Learning to Detect an Odd Restless Markov Arm with a Trembling Hand
- URL: http://arxiv.org/abs/2105.03603v1
- Date: Sat, 8 May 2021 05:53:12 GMT
- Title: Learning to Detect an Odd Restless Markov Arm with a Trembling Hand
- Authors: P. N. Karthik and Rajesh Sundaresan
- Abstract summary: anomaly means that the transition probability matrix of one of the arms is different from the common TPM of each of the non-odd arms.

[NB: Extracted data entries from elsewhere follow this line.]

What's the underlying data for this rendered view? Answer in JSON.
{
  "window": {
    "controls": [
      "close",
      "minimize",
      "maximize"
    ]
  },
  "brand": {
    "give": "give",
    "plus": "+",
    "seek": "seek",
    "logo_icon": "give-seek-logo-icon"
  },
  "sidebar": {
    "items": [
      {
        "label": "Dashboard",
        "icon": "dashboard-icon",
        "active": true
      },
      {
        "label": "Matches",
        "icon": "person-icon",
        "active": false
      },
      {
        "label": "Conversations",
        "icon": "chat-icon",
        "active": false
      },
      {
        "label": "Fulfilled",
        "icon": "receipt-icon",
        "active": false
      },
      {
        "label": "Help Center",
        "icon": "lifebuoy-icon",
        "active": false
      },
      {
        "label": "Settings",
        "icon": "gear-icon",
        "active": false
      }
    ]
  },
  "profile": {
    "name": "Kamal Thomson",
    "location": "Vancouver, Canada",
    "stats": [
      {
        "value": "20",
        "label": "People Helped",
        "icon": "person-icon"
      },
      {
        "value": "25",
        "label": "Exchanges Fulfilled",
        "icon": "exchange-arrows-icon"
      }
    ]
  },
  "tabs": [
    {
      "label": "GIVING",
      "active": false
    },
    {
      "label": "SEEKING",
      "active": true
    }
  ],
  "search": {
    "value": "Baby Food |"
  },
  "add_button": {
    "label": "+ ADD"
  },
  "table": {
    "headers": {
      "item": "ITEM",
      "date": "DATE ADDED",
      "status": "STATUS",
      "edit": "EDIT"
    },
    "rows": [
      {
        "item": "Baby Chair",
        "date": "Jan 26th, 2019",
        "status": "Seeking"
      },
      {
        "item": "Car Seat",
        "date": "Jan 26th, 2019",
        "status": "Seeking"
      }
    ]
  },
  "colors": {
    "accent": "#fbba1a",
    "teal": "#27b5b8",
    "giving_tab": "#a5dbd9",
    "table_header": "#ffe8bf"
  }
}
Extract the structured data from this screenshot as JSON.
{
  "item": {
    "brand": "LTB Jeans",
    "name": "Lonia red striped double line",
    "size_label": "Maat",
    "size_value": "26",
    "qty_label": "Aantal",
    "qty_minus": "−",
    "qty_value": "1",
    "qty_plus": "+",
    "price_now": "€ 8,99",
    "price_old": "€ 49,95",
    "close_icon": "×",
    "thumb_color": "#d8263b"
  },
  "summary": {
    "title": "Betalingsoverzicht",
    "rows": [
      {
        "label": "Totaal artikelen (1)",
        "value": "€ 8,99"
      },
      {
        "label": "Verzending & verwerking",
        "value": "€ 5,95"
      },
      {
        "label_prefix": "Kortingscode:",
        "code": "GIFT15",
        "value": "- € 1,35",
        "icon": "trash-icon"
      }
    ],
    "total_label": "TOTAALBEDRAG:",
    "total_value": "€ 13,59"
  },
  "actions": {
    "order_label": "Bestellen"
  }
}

We devise a policy based on the principle of certainty equivalence, and demonstrate that under a continuous selection assumption and a certain regularity assumption on the TPMs, the policy achieves the lower bound arbitrarily closely.
Our achievability analysis is based on resolving the identifiability problem in the context of a certain countable-state controlled Markov process.
- Score: 12.467685221424032
- License: http://creativecommons.org/licenses/by/4.0/
- Abstract: This paper studies the problem of finding an anomalous arm in a multi-armed
bandit when (a) each arm is a finite-state Markov process, and (b) the arms are
restless. Here, anomaly means that the transition probability matrix (TPM) of
one of the arms (the odd arm) is different from the common TPM of each of the
non-odd arms. The TPMs are unknown to a decision entity that wishes to find the
index of the odd arm as quickly as possible, subject to an upper bound on the
error probability. We derive a problem instance specific asymptotic lower bound
on the expected time required to find the odd arm index, where the asymptotics
is as the error probability vanishes. Further, we devise a policy based on the
principle of certainty equivalence, and demonstrate that under a continuous
selection assumption and a certain regularity assumption on the TPMs, the
policy achieves the lower bound arbitrarily closely. Thus, while the lower
bound is shown for all problem instances, the upper bound is shown only for
those problem instances satisfying the regularity assumption. Our achievability
analysis is based on resolving the identifiability problem in the context of a
certain countable-state controlled Markov process.